Conflitos dos aplicativos de hospedagem

Publicado em 02 de junho de 2019

A utilização de plataformas digitais para locação de imóveis é uma prática que se consolida a cada dia, seguindo uma tendência que se alastra para todos os setores da economia, mas que encontra resistência nos casos de locação para curtas temporadas, cujo entendimento ainda não se encontra pacificado, em mais um caso de patente descompasso entre a legislação e os avanços da era digital.

Segundo os defensores desta modalidade de contratação, a locação por curtas temporadas, desde que não exceda 90 dias, se enquadra no conceito de locação por temporada, direito do proprietário expressamente previsto na Lei 8.245/91 (Lei do Inquilinato).

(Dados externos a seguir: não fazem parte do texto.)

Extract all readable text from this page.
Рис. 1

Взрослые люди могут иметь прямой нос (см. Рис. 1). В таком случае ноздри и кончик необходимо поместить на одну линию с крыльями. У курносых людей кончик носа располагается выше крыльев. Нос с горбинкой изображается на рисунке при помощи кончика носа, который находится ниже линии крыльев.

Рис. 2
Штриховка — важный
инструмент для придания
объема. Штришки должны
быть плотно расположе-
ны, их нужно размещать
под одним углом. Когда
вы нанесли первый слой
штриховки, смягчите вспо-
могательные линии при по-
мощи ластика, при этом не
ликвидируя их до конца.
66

Por outro lado, os condôminos contrários a esta modalidade se apoiam no artigo 3º do Decreto 84.910/1980, que designa como serviços de hospedagem a locação de imóvel por diárias, o que exigiria registro da atividade na Empresa Brasileira de Turismo (Embratur), o que inviabilizaria esta prática.

Alegam, ainda, que a alta rotatividade dos inquilinos reduz a segurança dos usuários do condomínio, além de demandar uma ampliação da infraestrutura de serviços da edificação, aumentando os custos de manutenção em proporção incompatível à uma edificação residencial, culminando em violação aos artigos 1.277 e 1.366 do Código Civil, que disciplina a interrupção de práticas que afetem a segurança, o sossego e a saúde dos demais condôminos.

Nesse sentido, embora arquivada ao final da última legislatura, tramitou no Senado Federal o Projeto de Lei nº 748/15, que propõe alterar a Lei do Inquilinato, disciplinando a atividade de locação de imóveis residenciais por intermédio de plataformas de intermediação de negócios, atualizando o regime de locação por temporada, que inegavelmente vem sofrendo modificações com os avanços da era digital.

No entanto, ainda que aprovado, o texto incialmente proposto provavelmente não será apto para resolver a questão, deslocando a discussão quanto à autonomia da assembleia geral de condôminos para autorizar ou não a atividade, a despeito de eventual autorização legislativa, porque, segundo levantamento da Associação das Administradoras de Bens Imóveis e Condomínios de São Paulo (AABIC), dos 47% dos condomínios que já deliberaram o tema em assembleia, em 64% deles a locação de curta temporada por meio de plataformas digitais foi rejeitada.

Cabe ressaltar que, para que as decisões tomadas em assembleia tenham eficácia, na hipótese de contestação judicial, as deliberações devem ter a princípio aprovação da maioria absoluta dos condôminos, ou seja, metade mais um, mas, neste caso, para evitar discussões quanto ao quórum,  o ideal é que a aprovação seja por dois terços dos proprietários, que é o mínimo necessário para modificação de regras da convenção condominial.)

Quanto às inovações tecnológicas na prestação de serviços, diante da ausência de regulamentação, o Judiciário tem sido provocado a se manifestar sobre a possibilidade destas locações, porém ainda com decisões oscilantes, inexistindo até o momento uma orientação jurisprudencial sobre o assunto. Entretanto, recente decisão do STF, no início de maio, que julgou inconstitucional lei municipal que proíbe transporte por aplicativos, liberando o uso dos aplicativos, indica que a Corte Suprema do país está alinhada com os avanços da era digital, o que pode ser um alento para os defensores da modalidade.

De toda forma, o país ainda está distante da pacificação destas disputas, que provavelmente apenas se resolverão com regras claras para regulamentação pelo Congresso da relação entre locadores, locatários e condomínios, enquanto isso, a esperança recai sobre as manifestações dos tribunais, de modo a orientar os conflitos, ainda que em casos pontuais, ou por meio do chamado repetitivo, o que consolidaria uma posição sobre o tema.